The last condition spoils everything for mquery. Since mquery can’t speed it up, it will have to run yara on every file, in case the imphash matches. In this case, consider removing that imphash condition - it will make the query much more mquery-friendly.
good cases
What works well then?
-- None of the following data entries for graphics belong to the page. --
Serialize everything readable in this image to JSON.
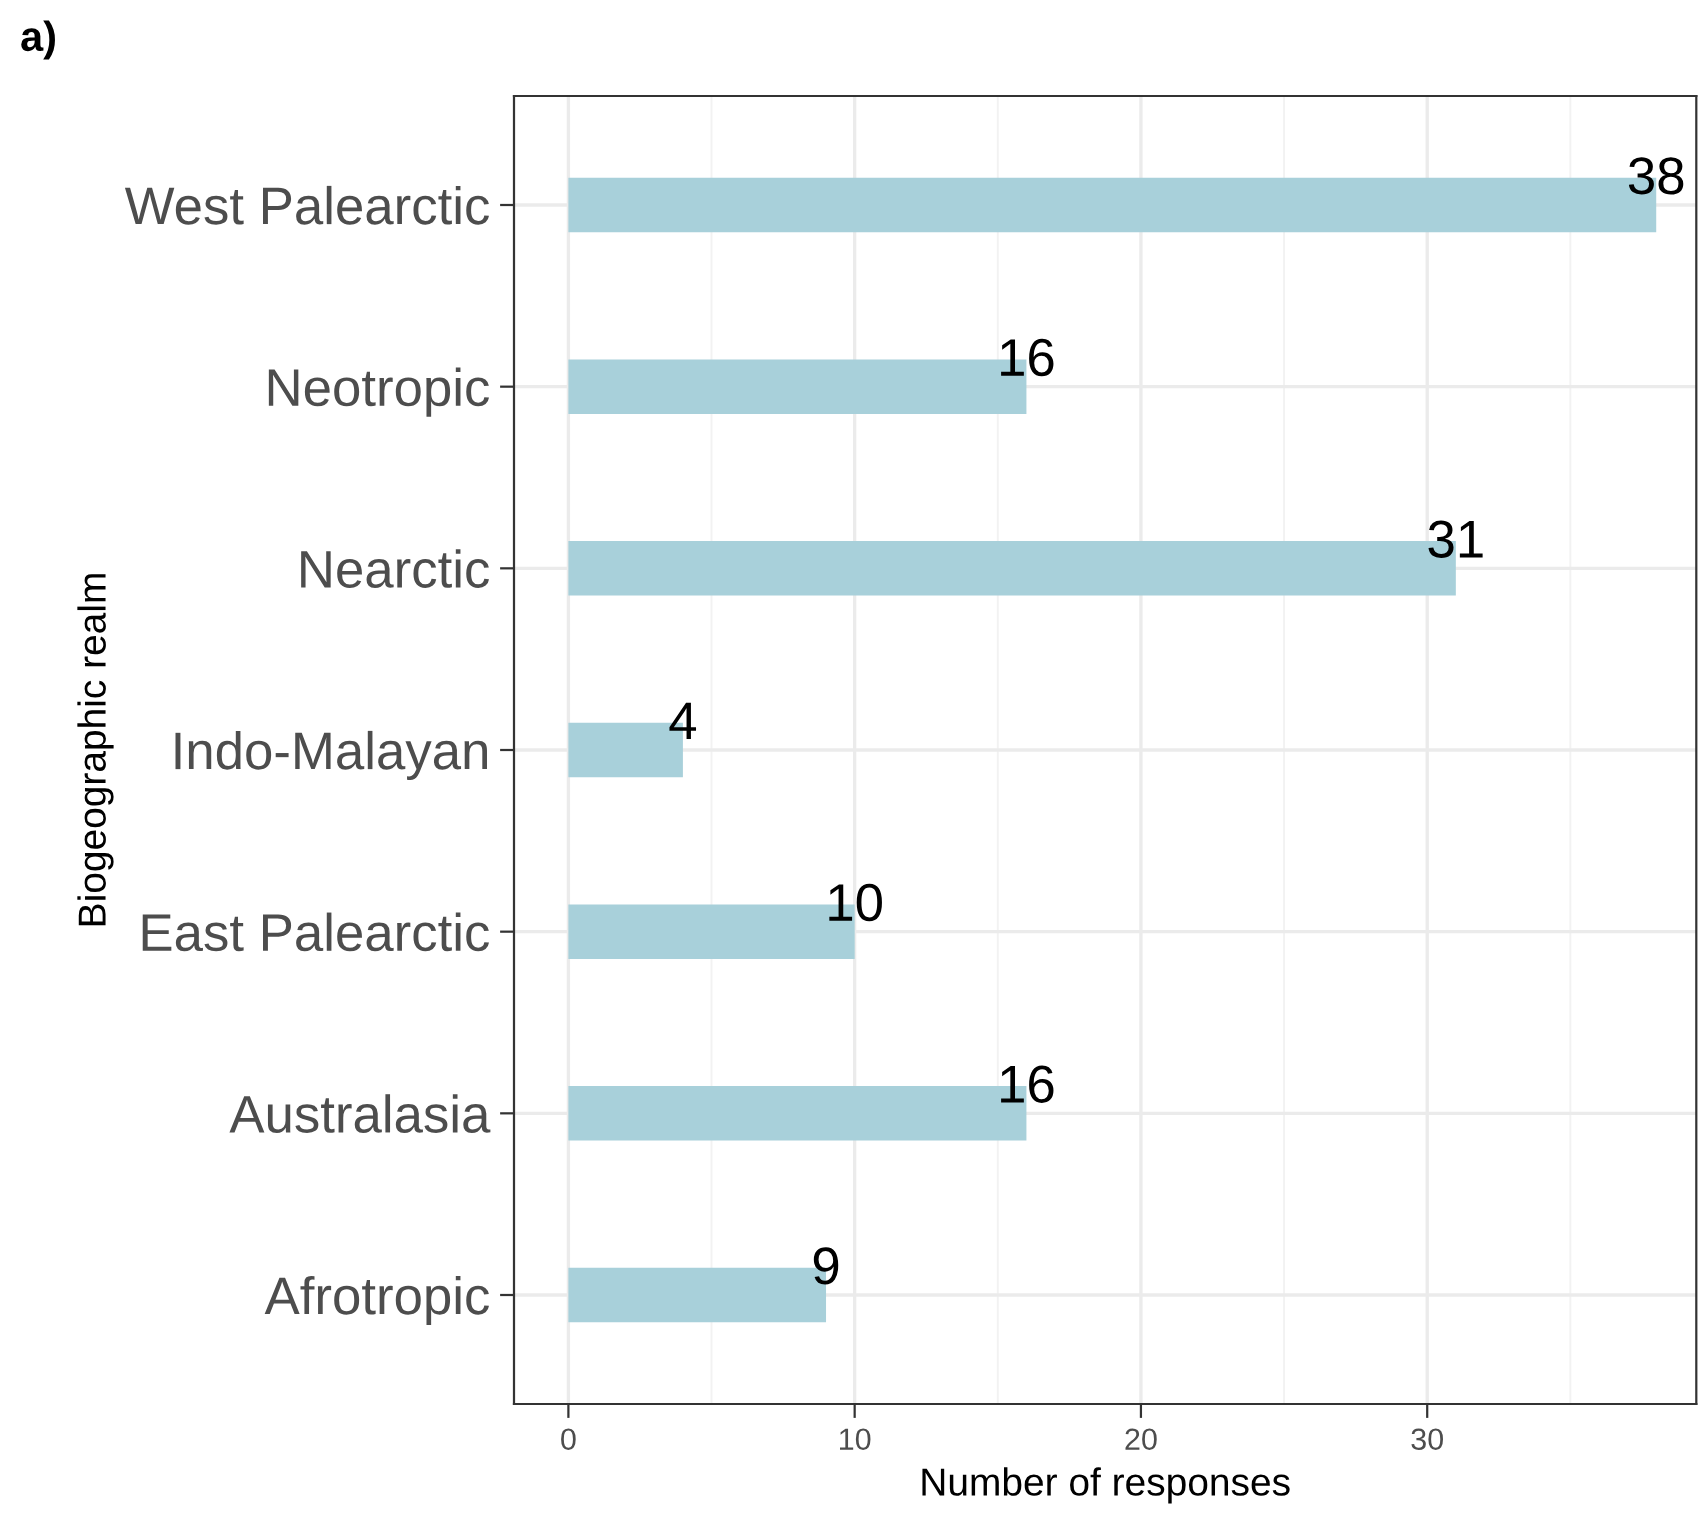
{
  "chart_data": {
    "type": "bar",
    "orientation": "horizontal",
    "title": "a)",
    "xlabel": "Number of responses",
    "ylabel": "Biogeographic realm",
    "categories": [
      "West Palearctic",
      "Neotropic",
      "Nearctic",
      "Indo-Malayan",
      "East Palearctic",
      "Australasia",
      "Afrotropic"
    ],
    "values": [
      38,
      16,
      31,
      4,
      10,
      16,
      9
    ],
    "color": "#a8d0da",
    "xlim": [
      -1.9,
      39.4
    ],
    "xticks": [
      0,
      10,
      20,
      30
    ],
    "grid": true,
    "data_labels": true
  }
}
Everything with at least one reasonably-long string.
For example, this rule:
rule MiniRAT_Gen_1 {
meta:
description = "Detects Mini RAT malware"
license = "Detection Rule License 1.1 https://github.com/Neo23x0/signature-base/blob/master/LICENSE"
author = "Florian Roth"
reference = "https://www.eff.org/deeplinks/2018/01/dark-caracal-good-news-and-bad-news"
date = "2018-01-22"
hash1 = "091ae8d5649c4e040d25550f2cdf7f1ddfc9c698e672318eb1ab6303aa1cf85b"
hash2 = "b6ac374f79860ae99736aaa190cce5922a969ab060d7ae367dbfa094bfe4777d"
hash3 = "ba4e063472a2559b4baa82d5272304a1cdae6968145c5ef221295c90e88458e2"
hash4 = "ed97719c008422925ae21ff34448a8c35ee270a428b0478e24669396761d0790"
hash5 = "675c3d96070dc9a0e437f3e1b653b90dbc6700b0ec57379d4139e65f7d2799cd"
strings:
$x1 = "\\Mini rat\\" ascii
$x2 = "\\Projects\\ali\\Clever Components v7\\" ascii
condition:
uint16(0) == 0x5a4d and filesize < 7000KB and 1 of them
}
Will work great, because even though two conditions can’t be optimised, Mquery will get candidates by looking for files with two provided strings, and later filter out the false positives efficiently.